Preclinical animal-study findings
The published SS-31 preclinical literature has investigated:
- Aged-animal cardiac function — reported improvements in diastolic function, cardiomyocyte mitochondrial respiratory capacity, and ROS markers in aged mouse models under sustained SS-31 administration
- Ischemia-reperfusion injury models — reported reductions in infarct size and preserved mitochondrial respiration in cardiac and renal ischemia-reperfusion designs
- Inherited mitochondrial cardiomyopathy — preclinical work in Barth syndrome models (tafazzin deficiency) and other inherited mitochondrial disorders
- Aged-skeletal muscle function — reported improvements in mitochondrial respiratory chain function and exercise capacity in aged mouse models
- Neuronal models of mitochondrial dysfunction — work in Parkinson’s disease and Alzheimer’s disease cell and animal models
These are research observations. None constitute evidence of safety or efficacy in any species, including humans.
Why SS-31 is mechanistically distinctive
Compared to other research peptides in the mitochondrial-biology space:
- MOTS-c (mitochondrial-derived peptide): acts as a signaling molecule, modulating AMPK and metabolic adaptation. SS-31 is a structural-stabilizer peptide, not a signaling molecule.
- Humanin (mitochondrial-derived peptide): acts via cytoplasmic anti-apoptotic mechanisms. Different cellular compartment and different mechanism.
- Antioxidant small molecules (CoQ10 analogs, MitoQ): also localize to mitochondria, but through different chemical strategies (lipophilic cation tethering, ubiquinone scaffold). SS-31’s peptide structure and cardiolipin-binding mode are distinct.

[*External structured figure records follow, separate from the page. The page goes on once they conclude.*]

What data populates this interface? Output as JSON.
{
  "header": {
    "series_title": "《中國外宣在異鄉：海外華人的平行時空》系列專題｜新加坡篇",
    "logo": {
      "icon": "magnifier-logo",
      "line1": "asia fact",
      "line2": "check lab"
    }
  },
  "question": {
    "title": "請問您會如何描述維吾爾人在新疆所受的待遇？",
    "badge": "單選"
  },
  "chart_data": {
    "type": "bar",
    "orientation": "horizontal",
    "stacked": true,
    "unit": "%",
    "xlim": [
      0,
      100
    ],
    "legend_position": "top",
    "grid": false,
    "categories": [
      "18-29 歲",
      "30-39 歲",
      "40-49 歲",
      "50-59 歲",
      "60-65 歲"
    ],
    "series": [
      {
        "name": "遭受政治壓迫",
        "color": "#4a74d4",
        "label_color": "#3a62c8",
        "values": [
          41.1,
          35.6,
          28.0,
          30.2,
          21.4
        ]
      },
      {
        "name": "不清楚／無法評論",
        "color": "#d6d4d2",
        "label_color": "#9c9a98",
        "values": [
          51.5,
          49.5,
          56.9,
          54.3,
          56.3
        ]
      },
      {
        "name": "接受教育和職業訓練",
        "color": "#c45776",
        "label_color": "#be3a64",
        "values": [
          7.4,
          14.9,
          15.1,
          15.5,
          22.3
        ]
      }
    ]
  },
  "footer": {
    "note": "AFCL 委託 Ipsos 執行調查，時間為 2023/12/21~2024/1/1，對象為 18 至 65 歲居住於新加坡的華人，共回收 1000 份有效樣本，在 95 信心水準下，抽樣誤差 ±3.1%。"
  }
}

For broader background on mitochondrial-biology research peptides, see the MOTS-c mitochondrial peptide overview.
Pharmacokinetic notes
SS-31 has favorable pharmacokinetic properties for a research peptide: it is small (4 residues), water-soluble, and has reported parenteral bioavailability adequate for animal-model administration. Plasma half-life in animal models is reported in the multi-hour range — longer than most unmodified short peptides because the structural design that drives mitochondrial concentration also provides some protection from proteolytic degradation.
CoA verification
A research-grade SS-31 CoA should document:
– HPLC purity ≥99.0% with chromatogram
– Mass spectrum confirming ~640 Da [M+H]⁺
– D-arginine confirmation in position 1 — D vs. L stereochemistry can be verified by chiral HPLC; substitution of L-Arg in position 1 abolishes the mitochondrial-targeting mechanism
– 2,6-Dimethyltyrosine confirmation in position 2
– Net peptide content with counterion identified
– Lot number matching vial
The stereochemistry check is critical for SS-31. The defining structural feature is the alternating cationic-aromatic motif with specific stereochemistry; an L-Arg substitution in position 1 is not the same compound.
Storage
SS-31 is supplied lyophilized. Pre-reconstitution: 2–8°C dry, dark; -20°C archival storage. Post-reconstitution: 2–8°C, use within ~28 days. The small peptide is robust to standard handling protocols.
Summary
SS-31 is a synthetic mitochondria-targeted tetrapeptide that concentrates in the inner mitochondrial membrane through cardiolipin binding, stabilizing ETC supercomplexes and cardiolipin integrity. The alternating cationic-aromatic motif with specific D-Arg and 2,6-dimethyltyrosine residues is the defining structural feature. Preclinical animal-study literature reports preserved mitochondrial respiratory function and reduced ROS production across aged-tissue, ischemia-reperfusion, and inherited mitochondrial disorder models.
Research Use Only. Not for use in or on humans or animals. Not a food, drug, cosmetic, or supplement.